NHM: Brasilien – 200 Jahre Beziehungsgeschichten

Im Jahr 1817 heiratet die vierte Tochter Kaiser Franz I., Erzherzogin Leopoldine von Habsburg, den portugiesischen Kronprinzen Dom Pedro und wird so Kaiserin von Brasilien und Königin von Portugal. Dieser historische Zusammenschluss bildet den Ausgangspunkt für eine Ausstellung im Naturhistorischen Museum Wien, die seit 7. Juni 2022 und noch bis zum 23. April 2023 Einzug in die vier Kabinette und Sonderausstellungssäle des weltberühmten Naturmuseums hält.

Unter dem Titel „Brasilien – 200 Jahre Beziehungsgeschichten“ werden hier Ausschnitte einer einzigartigen Sammlung gezeigt, die ihren Anfang mit der Vermählung Leopoldines und Dom Pedros nahm. Anlässlich der Hochzeit wurde unter der Leitung des damaligen Staatskanzlers Metternich eine großangelegte Expedition initiiert, im Zuge derer ein Team an Wissenschaftlern über vier Jahre vor Ort sammelte und dokumentierte. Der Präparator Johann Natterer blieb sogar 18 Jahre lang und sammelte in dieser Zeit zigtausende (Natur)-objekte, die er allesamt nach Wien sandte. Die Naturalienkabinette der Hofburg waren bald überfüllt und so wurde 1821 sogar ein eigenes Museum in Wien – das sogenannte Brasilianum – eröffnet.

Die teils fast 200 Jahre alten originalen Tier- und Pflanzenexponate sind heute wesentlicher Bestandteil der aktuellen Ausstellung.

Dem Botaniker Johann Pohl hat man die unzähligen Herbarbögen zu verdanken, die einen Einblick in die unglaubliche Diversität der Pflanzenwelt Brasiliens gewähren und Teile derer ebenfalls in der Ausstellung zu sehen sind.

Die Blätter des Brasil-Baumes, dem Namensgeber des fünftgrößten Landes der Erde, können vor Ort im NHM bewundert werden, ebenso wie zahlreiche Tiere, Insekten – und sogar Augarten Porzellan, denn auch hier gibt es einen Brasilienbezug: anlässlich der Vermählung Leopoldines mit Dom Pedro lud der damalige portugiesische Gesandte nämlich zu einem glanzvollen „Brasilianischen Ball-Fest“ im Augarten, die Wiener Manufaktur fertigte außerdem von Kaiser Franz I. in Auftrag gegebene Dessertteller mit botanischen Motiven nach den Entdeckungen der Brasilien-Expedition an.  

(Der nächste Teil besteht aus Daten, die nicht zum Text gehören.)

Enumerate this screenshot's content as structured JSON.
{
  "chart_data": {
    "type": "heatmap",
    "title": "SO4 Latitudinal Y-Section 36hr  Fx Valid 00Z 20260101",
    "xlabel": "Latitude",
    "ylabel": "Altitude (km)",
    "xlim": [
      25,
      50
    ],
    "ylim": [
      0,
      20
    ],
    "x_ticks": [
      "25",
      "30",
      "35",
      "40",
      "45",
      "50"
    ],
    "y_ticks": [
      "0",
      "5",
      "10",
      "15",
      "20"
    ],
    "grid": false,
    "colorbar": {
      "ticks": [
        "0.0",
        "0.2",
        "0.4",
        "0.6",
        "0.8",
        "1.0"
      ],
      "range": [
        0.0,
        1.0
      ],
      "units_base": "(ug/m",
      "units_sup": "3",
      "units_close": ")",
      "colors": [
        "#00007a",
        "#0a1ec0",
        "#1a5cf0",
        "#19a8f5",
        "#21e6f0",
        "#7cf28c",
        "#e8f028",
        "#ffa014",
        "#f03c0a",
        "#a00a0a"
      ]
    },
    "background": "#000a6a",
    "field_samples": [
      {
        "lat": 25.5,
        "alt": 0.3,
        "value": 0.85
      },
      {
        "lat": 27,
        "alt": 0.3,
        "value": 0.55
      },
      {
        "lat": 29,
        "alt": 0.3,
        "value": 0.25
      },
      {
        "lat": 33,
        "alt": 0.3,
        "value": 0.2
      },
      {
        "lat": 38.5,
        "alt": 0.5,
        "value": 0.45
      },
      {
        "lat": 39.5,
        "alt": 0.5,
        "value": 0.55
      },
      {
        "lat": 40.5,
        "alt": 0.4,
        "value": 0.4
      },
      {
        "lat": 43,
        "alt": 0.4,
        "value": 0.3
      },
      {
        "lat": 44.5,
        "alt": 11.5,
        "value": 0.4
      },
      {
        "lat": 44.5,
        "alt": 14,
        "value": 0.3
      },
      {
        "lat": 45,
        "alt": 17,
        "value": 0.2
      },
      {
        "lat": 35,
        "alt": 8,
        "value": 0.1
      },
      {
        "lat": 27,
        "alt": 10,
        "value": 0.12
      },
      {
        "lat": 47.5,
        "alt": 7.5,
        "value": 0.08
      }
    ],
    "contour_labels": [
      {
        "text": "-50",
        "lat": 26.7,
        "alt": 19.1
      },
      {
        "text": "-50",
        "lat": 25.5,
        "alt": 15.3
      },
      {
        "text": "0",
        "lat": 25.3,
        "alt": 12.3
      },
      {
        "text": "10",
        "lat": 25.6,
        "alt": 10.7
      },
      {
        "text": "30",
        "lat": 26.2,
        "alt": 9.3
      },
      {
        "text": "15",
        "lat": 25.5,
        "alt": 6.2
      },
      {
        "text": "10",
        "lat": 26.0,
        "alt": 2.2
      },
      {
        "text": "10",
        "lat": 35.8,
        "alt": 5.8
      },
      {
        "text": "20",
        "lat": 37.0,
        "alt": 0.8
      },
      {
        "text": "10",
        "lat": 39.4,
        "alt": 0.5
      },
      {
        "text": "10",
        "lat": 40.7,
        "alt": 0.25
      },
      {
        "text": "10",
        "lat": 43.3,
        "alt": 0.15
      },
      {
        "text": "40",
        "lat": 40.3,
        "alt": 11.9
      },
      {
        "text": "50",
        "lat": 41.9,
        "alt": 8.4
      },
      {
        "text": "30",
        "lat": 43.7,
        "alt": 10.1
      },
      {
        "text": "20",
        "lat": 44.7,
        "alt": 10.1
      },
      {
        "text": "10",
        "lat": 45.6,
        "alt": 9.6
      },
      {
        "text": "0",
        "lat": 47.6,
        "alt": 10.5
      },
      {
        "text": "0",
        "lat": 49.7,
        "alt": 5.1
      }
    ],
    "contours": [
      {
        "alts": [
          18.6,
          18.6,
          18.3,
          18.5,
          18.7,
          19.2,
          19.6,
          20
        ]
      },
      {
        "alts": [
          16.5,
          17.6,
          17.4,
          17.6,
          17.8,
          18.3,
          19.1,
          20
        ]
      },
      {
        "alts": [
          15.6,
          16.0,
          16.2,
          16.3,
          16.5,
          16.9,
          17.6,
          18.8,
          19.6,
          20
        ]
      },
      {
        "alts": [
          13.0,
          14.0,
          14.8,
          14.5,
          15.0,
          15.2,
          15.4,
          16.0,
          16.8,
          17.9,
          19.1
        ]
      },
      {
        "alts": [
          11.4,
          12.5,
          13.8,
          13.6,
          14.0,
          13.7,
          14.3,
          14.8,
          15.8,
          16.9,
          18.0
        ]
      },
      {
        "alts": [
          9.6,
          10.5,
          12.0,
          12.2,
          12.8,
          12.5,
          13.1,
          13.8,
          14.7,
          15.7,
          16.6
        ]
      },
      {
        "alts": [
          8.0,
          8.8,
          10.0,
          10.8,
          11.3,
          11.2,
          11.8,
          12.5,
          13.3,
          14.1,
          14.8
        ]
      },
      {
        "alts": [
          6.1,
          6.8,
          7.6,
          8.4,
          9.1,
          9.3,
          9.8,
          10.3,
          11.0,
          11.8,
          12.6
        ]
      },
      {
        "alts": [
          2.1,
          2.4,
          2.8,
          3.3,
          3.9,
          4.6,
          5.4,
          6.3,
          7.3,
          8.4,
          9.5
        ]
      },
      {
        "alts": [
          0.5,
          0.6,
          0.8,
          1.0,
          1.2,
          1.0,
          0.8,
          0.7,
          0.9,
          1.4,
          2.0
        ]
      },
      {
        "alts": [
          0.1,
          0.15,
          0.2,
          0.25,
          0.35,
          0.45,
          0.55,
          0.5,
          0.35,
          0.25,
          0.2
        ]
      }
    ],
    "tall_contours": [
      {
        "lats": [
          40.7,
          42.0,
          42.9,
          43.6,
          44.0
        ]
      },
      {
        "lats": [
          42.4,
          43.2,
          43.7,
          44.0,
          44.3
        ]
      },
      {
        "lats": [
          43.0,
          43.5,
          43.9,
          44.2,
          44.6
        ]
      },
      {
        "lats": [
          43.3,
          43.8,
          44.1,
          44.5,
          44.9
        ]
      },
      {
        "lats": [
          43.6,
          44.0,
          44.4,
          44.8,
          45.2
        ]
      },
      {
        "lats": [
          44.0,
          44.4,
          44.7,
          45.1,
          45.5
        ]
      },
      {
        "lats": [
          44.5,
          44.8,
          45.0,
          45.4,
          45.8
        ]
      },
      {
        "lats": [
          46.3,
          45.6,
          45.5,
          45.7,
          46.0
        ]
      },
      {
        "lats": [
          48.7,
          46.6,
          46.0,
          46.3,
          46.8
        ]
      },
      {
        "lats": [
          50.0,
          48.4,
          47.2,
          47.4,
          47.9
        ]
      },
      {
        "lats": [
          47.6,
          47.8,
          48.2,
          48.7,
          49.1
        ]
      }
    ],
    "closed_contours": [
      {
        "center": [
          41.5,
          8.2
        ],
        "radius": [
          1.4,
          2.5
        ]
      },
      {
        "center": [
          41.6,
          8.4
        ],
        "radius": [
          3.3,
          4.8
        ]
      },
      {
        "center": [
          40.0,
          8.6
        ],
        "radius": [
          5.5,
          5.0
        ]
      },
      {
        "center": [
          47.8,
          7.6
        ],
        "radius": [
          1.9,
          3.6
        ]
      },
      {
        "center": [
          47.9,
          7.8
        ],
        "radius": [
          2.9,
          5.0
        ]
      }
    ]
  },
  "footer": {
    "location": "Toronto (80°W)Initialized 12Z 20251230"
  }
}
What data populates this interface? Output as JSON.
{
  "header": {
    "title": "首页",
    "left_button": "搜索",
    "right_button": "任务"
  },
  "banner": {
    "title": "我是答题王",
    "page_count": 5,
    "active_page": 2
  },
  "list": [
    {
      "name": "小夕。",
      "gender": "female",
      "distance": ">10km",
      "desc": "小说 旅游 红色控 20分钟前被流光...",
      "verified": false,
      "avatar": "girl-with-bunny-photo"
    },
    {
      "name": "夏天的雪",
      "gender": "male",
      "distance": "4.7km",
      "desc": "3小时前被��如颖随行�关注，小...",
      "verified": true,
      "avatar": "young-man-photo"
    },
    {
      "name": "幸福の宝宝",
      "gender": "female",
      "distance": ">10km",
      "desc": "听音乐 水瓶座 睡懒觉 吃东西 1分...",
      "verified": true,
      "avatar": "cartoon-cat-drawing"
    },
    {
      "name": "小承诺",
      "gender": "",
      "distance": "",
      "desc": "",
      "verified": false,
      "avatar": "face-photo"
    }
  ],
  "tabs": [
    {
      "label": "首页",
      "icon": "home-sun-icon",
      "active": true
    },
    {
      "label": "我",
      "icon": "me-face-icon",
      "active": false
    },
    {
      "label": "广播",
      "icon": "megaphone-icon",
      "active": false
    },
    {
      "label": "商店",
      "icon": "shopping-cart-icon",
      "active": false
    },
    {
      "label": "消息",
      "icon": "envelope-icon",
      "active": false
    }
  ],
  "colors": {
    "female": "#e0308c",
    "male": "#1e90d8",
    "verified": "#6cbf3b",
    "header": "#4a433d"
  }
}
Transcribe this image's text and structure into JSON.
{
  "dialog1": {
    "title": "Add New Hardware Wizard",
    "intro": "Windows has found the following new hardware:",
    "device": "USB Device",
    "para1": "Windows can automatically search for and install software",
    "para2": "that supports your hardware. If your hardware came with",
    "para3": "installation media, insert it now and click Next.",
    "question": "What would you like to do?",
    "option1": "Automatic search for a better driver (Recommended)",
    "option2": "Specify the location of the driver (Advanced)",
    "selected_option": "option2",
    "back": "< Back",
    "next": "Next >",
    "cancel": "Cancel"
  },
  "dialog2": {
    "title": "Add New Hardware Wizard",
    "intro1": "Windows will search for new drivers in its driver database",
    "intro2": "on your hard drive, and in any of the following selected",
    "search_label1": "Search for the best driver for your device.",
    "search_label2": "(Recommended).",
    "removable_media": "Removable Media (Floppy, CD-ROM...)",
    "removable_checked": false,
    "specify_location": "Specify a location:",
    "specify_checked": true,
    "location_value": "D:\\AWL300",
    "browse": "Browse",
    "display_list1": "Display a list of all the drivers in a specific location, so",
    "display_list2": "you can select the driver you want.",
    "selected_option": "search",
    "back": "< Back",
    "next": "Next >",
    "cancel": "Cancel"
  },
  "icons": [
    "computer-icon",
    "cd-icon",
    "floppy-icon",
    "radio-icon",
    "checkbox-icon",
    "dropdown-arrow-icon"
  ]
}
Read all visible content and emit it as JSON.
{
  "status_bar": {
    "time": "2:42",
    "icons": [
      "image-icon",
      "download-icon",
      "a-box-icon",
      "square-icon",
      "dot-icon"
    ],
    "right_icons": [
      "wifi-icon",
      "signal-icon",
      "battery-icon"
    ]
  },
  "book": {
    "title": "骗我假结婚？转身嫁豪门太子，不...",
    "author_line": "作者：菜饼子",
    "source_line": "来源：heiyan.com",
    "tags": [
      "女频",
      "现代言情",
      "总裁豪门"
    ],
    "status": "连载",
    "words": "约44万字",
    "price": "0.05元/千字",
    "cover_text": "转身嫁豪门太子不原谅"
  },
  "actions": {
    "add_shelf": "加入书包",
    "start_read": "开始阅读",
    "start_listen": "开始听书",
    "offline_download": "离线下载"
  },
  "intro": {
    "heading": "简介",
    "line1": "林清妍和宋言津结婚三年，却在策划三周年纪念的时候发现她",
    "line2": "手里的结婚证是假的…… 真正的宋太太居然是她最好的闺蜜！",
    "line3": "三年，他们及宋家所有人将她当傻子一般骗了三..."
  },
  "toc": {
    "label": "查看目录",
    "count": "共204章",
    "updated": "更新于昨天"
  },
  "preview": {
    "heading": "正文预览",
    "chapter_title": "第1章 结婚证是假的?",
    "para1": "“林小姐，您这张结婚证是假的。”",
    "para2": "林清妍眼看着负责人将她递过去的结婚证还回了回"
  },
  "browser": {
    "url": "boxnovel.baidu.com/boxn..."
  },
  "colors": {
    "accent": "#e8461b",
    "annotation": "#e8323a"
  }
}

Die Schau bietet aber auch Raum für eine Auseinandersetzung mit den problematischen Aspekten der Brasilien-Beziehungen: Sklavenhandel und Kolonialismus haben bis heute Auswirkungen und unser aller Konsumverhalten trägt zudem maßgeblich zur radikalen Ausbeutung der Natur-und Bodenschätze bei.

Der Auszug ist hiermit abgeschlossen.